As the technology, regulatory landscape, and carbon markets evolve, companies will be faced with complex calculations to determine the optimal operating and investment conditions required to sustain the business cases behind heat decarbonization. Accounting for these costs will require a broader lens than the traditional total cost of ownership calculations.
Once you understand the barriers to decarbonizing heat, you can then employ the appropriate levers and enablers to help overcome them.
Energy efficiency is an easy, common, and cost-efficient way to decarbonize your business. Optimizing your energy consumption is the first step of any decarbonization strategy and fosters energy independence. Additionally, organizations can use Green thermal to meet heating and cooling needs with energy from clean energy sources to reduce fossil fuel use and carbon emissions in thermal systems for buildings and industry.
To enable the levers required for decarbonization, organizations need to address capital constraints across the company and value chain by establishing scalable financial models, considering both external and internal sources of finance. Integrated solutions create better performance or more effective results with production planning that takes a holistic view of the whole system rather than a piecemeal approach, identifying the interconnectivity of different energy solutions and complementary technologies to maximize financial value. Organizations can also focus on supply chain partnerships, involving collaboration with suppliers or businesses with similar energy needs to identify viable emission reduction opportunities and even jointly fund them. Sharing energy supplies is another way to unlock value and lower costs.
Assessing your global footprint and prioritizing the right levers in the proper sequence are the first steps to heat decarbonization. The next step includes creating a roadmap that integrates thermal needs through a global view of the footprint and the availability of alternative fuels. Couple the global roadmap with a detailed business case and company-wide allocation planning, weighing trade-offs to be optimized to meet the desired outcome (least-cost, most resilient, quickest to implementation, etc.).
Heat decarbonization needs proper governance to facilitate the decision-making process in a decentralized organization.
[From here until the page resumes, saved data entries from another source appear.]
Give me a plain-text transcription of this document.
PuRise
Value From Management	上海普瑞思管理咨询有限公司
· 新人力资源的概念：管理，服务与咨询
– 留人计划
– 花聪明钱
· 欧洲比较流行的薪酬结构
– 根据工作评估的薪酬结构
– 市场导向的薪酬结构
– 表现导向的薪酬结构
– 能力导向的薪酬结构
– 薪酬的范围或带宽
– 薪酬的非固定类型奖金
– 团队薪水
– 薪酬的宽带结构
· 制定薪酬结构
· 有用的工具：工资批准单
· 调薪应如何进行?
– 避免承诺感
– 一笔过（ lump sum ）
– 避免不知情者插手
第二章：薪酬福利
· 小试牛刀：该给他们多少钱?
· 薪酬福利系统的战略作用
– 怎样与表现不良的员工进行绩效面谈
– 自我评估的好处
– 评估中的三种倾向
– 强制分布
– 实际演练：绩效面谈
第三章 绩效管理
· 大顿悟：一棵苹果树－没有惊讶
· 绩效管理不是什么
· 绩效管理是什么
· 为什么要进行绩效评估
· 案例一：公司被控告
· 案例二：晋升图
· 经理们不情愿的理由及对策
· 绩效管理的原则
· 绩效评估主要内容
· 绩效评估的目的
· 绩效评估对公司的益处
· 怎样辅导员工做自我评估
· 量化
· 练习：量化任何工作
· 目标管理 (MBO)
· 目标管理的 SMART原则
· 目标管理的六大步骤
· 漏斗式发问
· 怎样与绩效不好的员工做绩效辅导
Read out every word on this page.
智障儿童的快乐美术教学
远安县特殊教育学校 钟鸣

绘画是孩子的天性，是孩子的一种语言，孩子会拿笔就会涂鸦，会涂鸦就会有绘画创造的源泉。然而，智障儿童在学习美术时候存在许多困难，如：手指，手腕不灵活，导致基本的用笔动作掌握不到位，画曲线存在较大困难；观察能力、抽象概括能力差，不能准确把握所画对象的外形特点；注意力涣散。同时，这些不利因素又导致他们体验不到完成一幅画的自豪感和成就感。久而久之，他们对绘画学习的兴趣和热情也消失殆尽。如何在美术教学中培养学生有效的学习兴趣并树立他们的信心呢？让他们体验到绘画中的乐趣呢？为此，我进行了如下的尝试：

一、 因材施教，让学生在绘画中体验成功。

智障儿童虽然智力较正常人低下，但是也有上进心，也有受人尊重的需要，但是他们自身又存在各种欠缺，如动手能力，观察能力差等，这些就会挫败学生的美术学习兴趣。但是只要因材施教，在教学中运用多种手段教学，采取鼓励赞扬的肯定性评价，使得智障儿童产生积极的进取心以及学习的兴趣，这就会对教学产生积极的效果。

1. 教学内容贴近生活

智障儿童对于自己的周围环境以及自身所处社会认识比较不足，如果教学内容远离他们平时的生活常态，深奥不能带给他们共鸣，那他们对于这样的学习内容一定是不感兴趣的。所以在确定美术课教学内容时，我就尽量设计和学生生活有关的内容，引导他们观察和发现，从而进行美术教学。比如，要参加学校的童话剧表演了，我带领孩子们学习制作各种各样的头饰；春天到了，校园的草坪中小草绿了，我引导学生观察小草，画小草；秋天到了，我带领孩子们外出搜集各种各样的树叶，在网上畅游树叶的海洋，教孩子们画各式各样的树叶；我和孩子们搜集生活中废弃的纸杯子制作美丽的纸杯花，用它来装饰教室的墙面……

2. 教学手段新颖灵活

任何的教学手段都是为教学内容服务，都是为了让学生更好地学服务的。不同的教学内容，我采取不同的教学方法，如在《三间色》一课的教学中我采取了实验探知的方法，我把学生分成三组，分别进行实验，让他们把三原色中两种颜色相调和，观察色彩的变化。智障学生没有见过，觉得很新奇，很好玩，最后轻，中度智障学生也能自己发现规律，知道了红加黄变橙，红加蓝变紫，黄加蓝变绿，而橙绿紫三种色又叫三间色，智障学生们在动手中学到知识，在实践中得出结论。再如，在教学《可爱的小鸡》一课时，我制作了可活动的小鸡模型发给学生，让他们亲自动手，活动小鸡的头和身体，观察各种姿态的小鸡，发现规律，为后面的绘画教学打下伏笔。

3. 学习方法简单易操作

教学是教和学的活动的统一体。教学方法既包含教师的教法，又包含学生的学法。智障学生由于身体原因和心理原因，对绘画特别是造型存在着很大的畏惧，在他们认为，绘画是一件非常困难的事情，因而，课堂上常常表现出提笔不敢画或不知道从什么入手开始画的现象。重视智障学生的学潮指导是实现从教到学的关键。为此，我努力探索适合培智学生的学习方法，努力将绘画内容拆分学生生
A shift is needed in the way companies think about financing their path to Net Zero — away from traditional capital allocation guidelines that prioritize quick return on investment (ROI), and toward the total cost of ownership (TCO) as part of a long-term strategy.
Create a separate legal entity with its own assets and liabilities to isolate financial risks and finance projects to achieve economies of scale. Industrials should consider investing in pilot projects and assets today that have the flexibility to implement future technologies, for example, special-purpose vehicles.
When the solutions are capital intensive, companies should look for other industrial players to potentially share resources or the cost of solutions development. Collaboration may facilitate progress on supply-chain maturity issues and help deliver innovative solutions to reduce energy demand for high-temperature processes. Partnerships stretching across energy supply chains can help streamline these innovations and accelerate green thermal applications.
Finding sustainable alternatives to heat generation is a key area of focus for organizations looking to push their decarbonization efforts to the next level. As we collectively expand our focus past the adoption of renewables and electrification, a clear sustainable roadmap will enable organizations to invest in the transition to green thermal technologies whenever possible.